Andreas Stefaner/Ivan Gantschev: Am Anfang war es finster

Die Geschichte von Adam und Eva nimmt uns heute keiner mehr so richtig ab. Aber das mit dem Urknall kann man sich auch nur schwer vorstellen, selbst wenn man weiß, dass es so oder so ähnlich gewesen ist. Wie schön, dass hier einmal ein Buch entstanden ist, das beides miteinander verbindet. Das – natürlich auf sehr vereinfachte Weise – zeigt, wie wir Menschen entstanden sind und dass wir letztendlich aus dem Wasser kommen. Und wie wichtig es ist, dass wir diesen und alle anderen Lebensräume und Arten auf der Welt schützen müssen, wenn wir das Zusammenspiel aller in unserem ökologischen Kreislauf auch weiterhin genießen wollen.
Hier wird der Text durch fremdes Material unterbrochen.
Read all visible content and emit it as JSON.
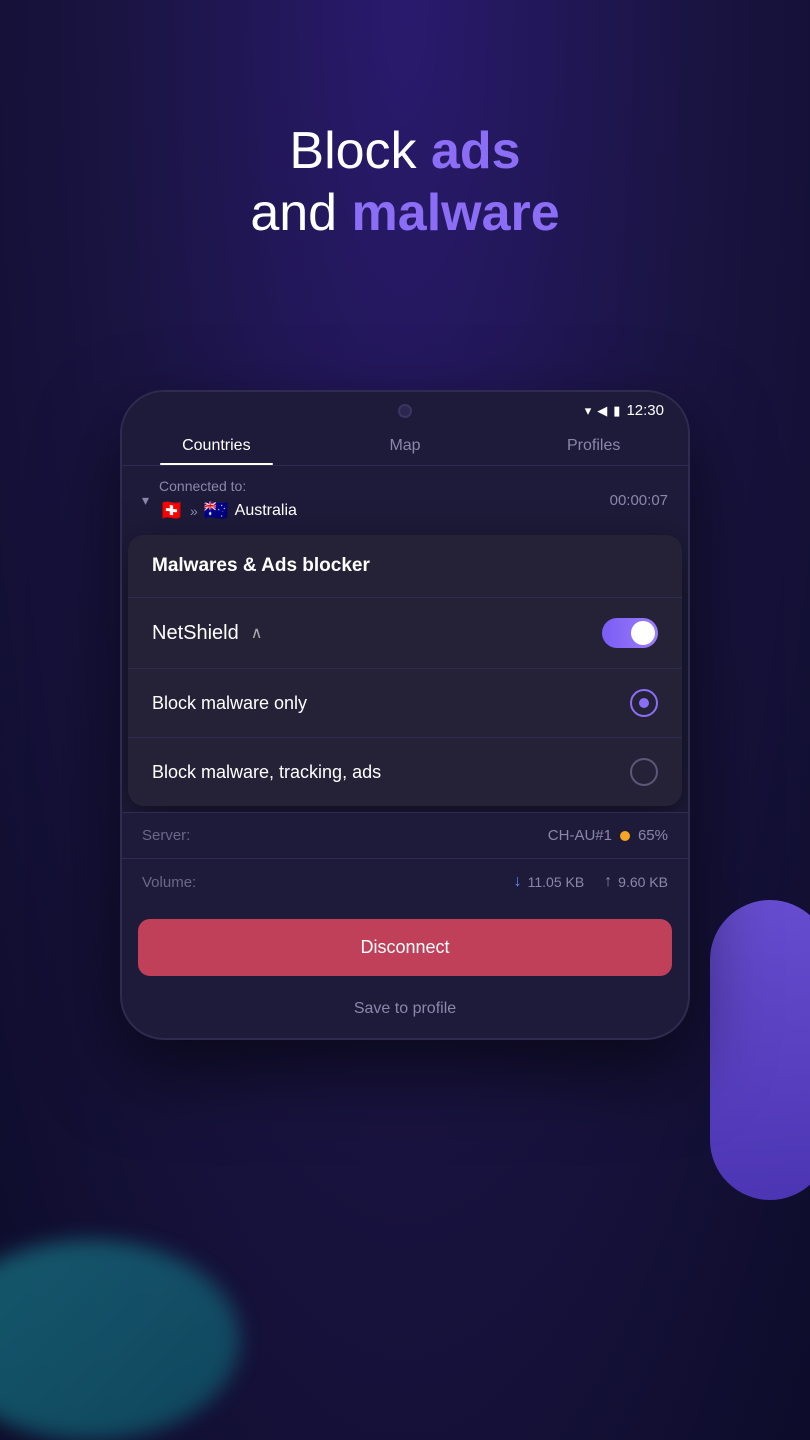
{
  "background": {
    "primary_color": "#1a1442",
    "secondary_color": "#2a1a6e"
  },
  "headline": {
    "line1_prefix": "Block ",
    "line1_highlight": "ads",
    "line2_prefix": "and ",
    "line2_highlight": "malware"
  },
  "phone": {
    "status_bar": {
      "time": "12:30"
    },
    "tabs": [
      {
        "label": "Countries",
        "active": true
      },
      {
        "label": "Map",
        "active": false
      },
      {
        "label": "Profiles",
        "active": false
      }
    ],
    "connection": {
      "label": "Connected to:",
      "from_flag": "🇨🇭",
      "to_flag": "🇦🇺",
      "country": "Australia",
      "timer": "00:00:07"
    },
    "malware_card": {
      "header": "Malwares & Ads blocker",
      "netshield_label": "NetShield",
      "options": [
        {
          "label": "Block malware only",
          "selected": true
        },
        {
          "label": "Block malware, tracking, ads",
          "selected": false
        }
      ]
    },
    "server": {
      "label": "Server:",
      "value": "CH-AU#1",
      "load_percent": "65%"
    },
    "volume": {
      "label": "Volume:",
      "download": "11.05 KB",
      "upload": "9.60 KB"
    },
    "disconnect_btn": "Disconnect",
    "save_profile": "Save to profile"
  }
}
Kinder erkennen viel genauer, welche Vielfalt und Schönheit unsere Welt uns bietet. Sie sind es, die die Käfer am Wegrand bewundern, die eine Blume im Wind stundenlang beobachten können und in den Wolken Drachen sehen. Trotzdem: Man kann nicht früh genug anfangen, Kinder für den Schutz unserer Umwelt zu sensibilisieren und dieses Buch mit seinen ausdrucksstarken Bildern eignet sich gut als Anfang. Im wahrsten Sinne des Wortes sozusagen.
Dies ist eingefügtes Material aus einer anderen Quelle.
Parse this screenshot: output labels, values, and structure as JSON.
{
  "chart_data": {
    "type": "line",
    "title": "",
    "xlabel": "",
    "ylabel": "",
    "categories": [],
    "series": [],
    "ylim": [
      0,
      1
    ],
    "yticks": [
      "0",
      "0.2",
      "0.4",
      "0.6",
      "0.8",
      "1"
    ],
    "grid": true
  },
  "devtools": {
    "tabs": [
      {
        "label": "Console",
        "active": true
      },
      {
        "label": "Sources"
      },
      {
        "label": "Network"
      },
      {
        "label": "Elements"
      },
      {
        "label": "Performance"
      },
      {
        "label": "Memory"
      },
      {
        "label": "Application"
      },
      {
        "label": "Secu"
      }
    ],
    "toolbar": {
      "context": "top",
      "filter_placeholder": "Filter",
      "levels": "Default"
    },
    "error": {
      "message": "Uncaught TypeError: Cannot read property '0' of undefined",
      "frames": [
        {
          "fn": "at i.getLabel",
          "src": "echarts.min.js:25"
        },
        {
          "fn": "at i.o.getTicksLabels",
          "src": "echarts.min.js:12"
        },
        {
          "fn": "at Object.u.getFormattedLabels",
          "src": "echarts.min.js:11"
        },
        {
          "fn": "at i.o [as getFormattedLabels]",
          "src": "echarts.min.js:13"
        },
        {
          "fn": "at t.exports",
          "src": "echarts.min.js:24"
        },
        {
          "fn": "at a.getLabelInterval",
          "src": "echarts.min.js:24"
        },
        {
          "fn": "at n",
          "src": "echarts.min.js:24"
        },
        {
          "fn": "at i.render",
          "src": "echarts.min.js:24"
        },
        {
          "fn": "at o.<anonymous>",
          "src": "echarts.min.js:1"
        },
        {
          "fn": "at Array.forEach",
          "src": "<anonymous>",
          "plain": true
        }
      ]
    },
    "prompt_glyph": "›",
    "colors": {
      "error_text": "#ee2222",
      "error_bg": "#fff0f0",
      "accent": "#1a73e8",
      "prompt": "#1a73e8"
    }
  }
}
Bohlmann, Schöne: Der kleine Siebenschläfer – Das ist noch nicht gemütlich!

Kleine Kinder lieben den kleinen Siebenschläfer. Schon allein deswegen, weil es ihm meist genauso geht wie ihnen. Diesmal kann er machen, was er will, sein Bett wird nicht gemütlicher. Egal, wie viel Heu, Blätter und Klee er anschleppt, irgendwas passt nicht. Er findet nicht die richtige Position zum Schlafen. Bis er auswandert, zu den anderen Siebenschläfern – ins Eltern- und Geschwisterschlafzimmer sozusagen – und schwuppdiwupp eingeschlafen ist.

Es gibt immer noch viele Eltern, die sich vehement weigern, ihr Kind bei sich schlafen zu lassen. Meist aus Angst, ihr Schlafzimmer nie wieder für sich alleine zu haben. Manchmal aber auch, weil sie keine Lust haben, ihren Schlafplatz zu teilen. Aber letztendlich schläft jedes Kind besser, wenn es nicht alleine schlafen muss, denn das liegt nicht in der Natur des Menschen und in der des Siebenschläfers eben auch nicht. Aber die, die wissen das!

Sabine Bohlmann allein ist schon ein Garant für gute Kinder- und auch Elternbücher. Ergänzt durch die Zeichnungen von Kerstin Schöne ist auch dieses Buch wieder einmal ein Volltreffer.

Haag/Moreno: Paula und die Zauberschuhe

Paula ist ein ganz normales Vorschul-Mädchen. Das Kämmen nicht mag, mit Freunden spielt, sich mit seinem Bruder streitet – der einzige Unterschied: Paula ist körperbehindert. Sie braucht einen Rollator und Medikamente.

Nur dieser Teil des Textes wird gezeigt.